Friday 22 October 2021

The Australian Prudential Regulation Authority (APRA) has published guidance for the prudential standard in remuneration set to take effect in 2023.    

 “Effective implementation of CPS 511 will strengthen the resilience of the financial sector and rein in the kinds of poorly designed remuneration practices that have damaged community trust and prudential soundness in the past,” APRA Deputy chair John Lonsdale said in an official statement this week. 

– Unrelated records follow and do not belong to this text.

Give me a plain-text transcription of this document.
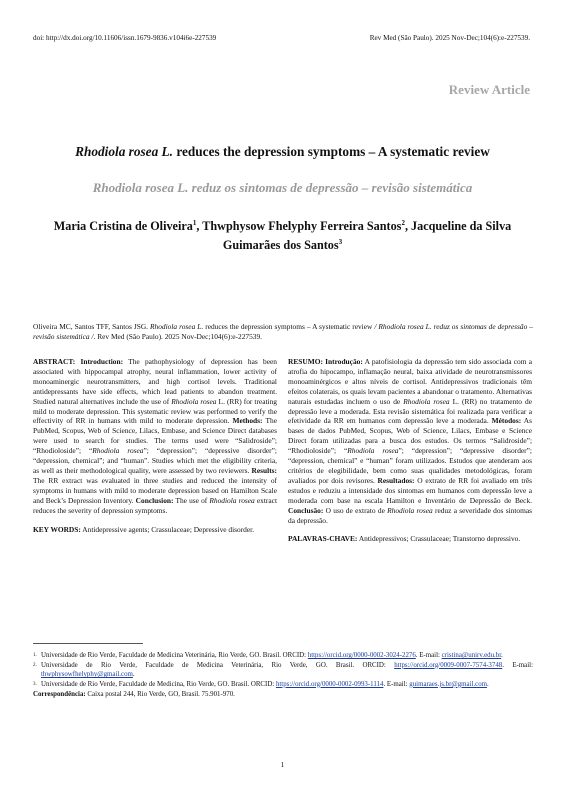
doi: http://dx.doi.org/10.11606/issn.1679-9836.v104i6e-227539	Rev Med (São Paulo). 2025 Nov-Dec;104(6):e-227539.
Review Article
Rhodiola rosea L. reduces the depression symptoms – A systematic review
Rhodiola rosea L. reduz os sintomas de depressão – revisão sistemática
Maria Cristina de Oliveira$^1$, Thwphysow Fhelyphy Ferreira Santos$^2$, Jacqueline da Silva Guimarães dos Santos$^3$
Oliveira MC, Santos TFF, Santos JSG. Rhodiola rosea L. reduces the depression symptoms – A systematic review / Rhodiola rosea L. reduz os sintomas de depressão – revisão sistemática /. Rev Med (São Paulo). 2025 Nov-Dec;104(6):e-227539.
ABSTRACT: Introduction: The pathophysiology of depression has been associated with hippocampal atrophy, neural inflammation, lower activity of monoaminergic neurotransmitters, and high cortisol levels. Traditional antidepressants have side effects, which lead patients to abandon treatment. Studied natural alternatives include the use of Rhodiola rosea L. (RR) for treating mild to moderate depression. This systematic review was performed to verify the effectivity of RR in humans with mild to moderate depression. Methods: The PubMed, Scopus, Web of Science, Lilacs, Embase, and Science Direct databases were used to search for studies. The terms used were “Salidroside”; “Rhodioloside”; “Rhodiola rosea”; “depression”; “depressive disorder”; “depression, chemical”; and “human”. Studies which met the eligibility criteria, as well as their methodological quality, were assessed by two reviewers. Results: The RR extract was evaluated in three studies and reduced the intensity of symptoms in humans with mild to moderate depression based on Hamilton Scale and Beck’s Depression Inventory. Conclusion: The use of Rhodiola rosea extract reduces the severity of depression symptoms.
KEY WORDS: Antidepressive agents; Crassulaceae; Depressive disorder.
RESUMO: Introdução: A patofisiologia da depressão tem sido associada com a atrofia do hipocampo, inflamação neural, baixa atividade de neurotransmissores monoaminérgicos e altos níveis de cortisol. Antidepressivos tradicionais têm efeitos colaterais, os quais levam pacientes a abandonar o tratamento. Alternativas naturais estudadas incluem o uso de Rhodiola rosea L. (RR) no tratamento de depressão leve a moderada. Esta revisão sistemática foi realizada para verificar a efetividade da RR em humanos com depressão leve a moderada. Métodos: As bases de dados PubMed, Scopus, Web of Science, Lilacs, Embase e Science Direct foram utilizadas para a busca dos estudos. Os termos “Salidroside”; “Rhodioloside”; “Rhodiola rosea”; “depression”; “depressive disorder”; “depression, chemical” e “human” foram utilizados. Estudos que atenderam aos critérios de elegibilidade, bem como suas qualidades metodológicas, foram avaliados por dois revisores. Resultados: O extrato de RR foi avaliado em três estudos e reduziu a intensidade dos sintomas em humanos com depressão leve a moderada com base na escala Hamilton e Inventário de Depressão de Beck. Conclusão: O uso de extrato de Rhodiola rosea reduz a severidade dos sintomas da depressão.
PALAVRAS-CHAVE: Antidepressivos; Crassulaceae; Transtorno depressivo.
1. Universidade de Rio Verde, Faculdade de Medicina Veterinária, Rio Verde, GO. Brasil. ORCID: https://orcid.org/0000-0002-3024-2276. E-mail: cristina@unirv.edu.br.
2. Universidade de Rio Verde, Faculdade de Medicina Veterinária, Rio Verde, GO. Brasil. ORCID: https://orcid.org/0009-0007-7574-3748. E-mail: thwphysowfhelyphy@gmail.com.
3. Universidade de Rio Verde, Faculdade de Medicina, Rio Verde, GO. Brasil. ORCID: https://orcid.org/0000-0002-0993-1114. E-mail: guimaraes.js.br@gmail.com.
Correspondência: Caixa postal 244, Rio Verde, GO, Brasil. 75.901-970.
1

The important elements laid out by the new practice guide:

  • strengthening incentives for individuals to prudently manage the risks they are responsible for;
  • implementing appropriate consequences for poor risk outcomes; and
  • improving oversight, transparency, and accountability on remuneration.
Almost a year ago APRA published a remuneration standard which was said to be more principals based. 
Lonsdale said at the time, “APRA’s revised standard on remuneration is deliberately principles-based to provide boards with flexibility to tailor remuneration frameworks to their entities.  However, with this flexibility comes an obligation that boards actively oversee remuneration policies for employees and ensure that there are appropriate consequences when people fail to meet expectations.”
On the current standard he stressed,” With just over a year to go until the new prudential standard takes effect, we expect banks, insurers and superannuation licensees to be preparing now to ensure they are ready to comply with the new requirements. This prudential practice guide should be essential reading for entities looking to make sure they understand their legal obligations under the new standard. APRA is also increasing its supervisory oversight of remuneration practices ahead of the implementation of CPS 511 to ensure appropriate preparations are being made.”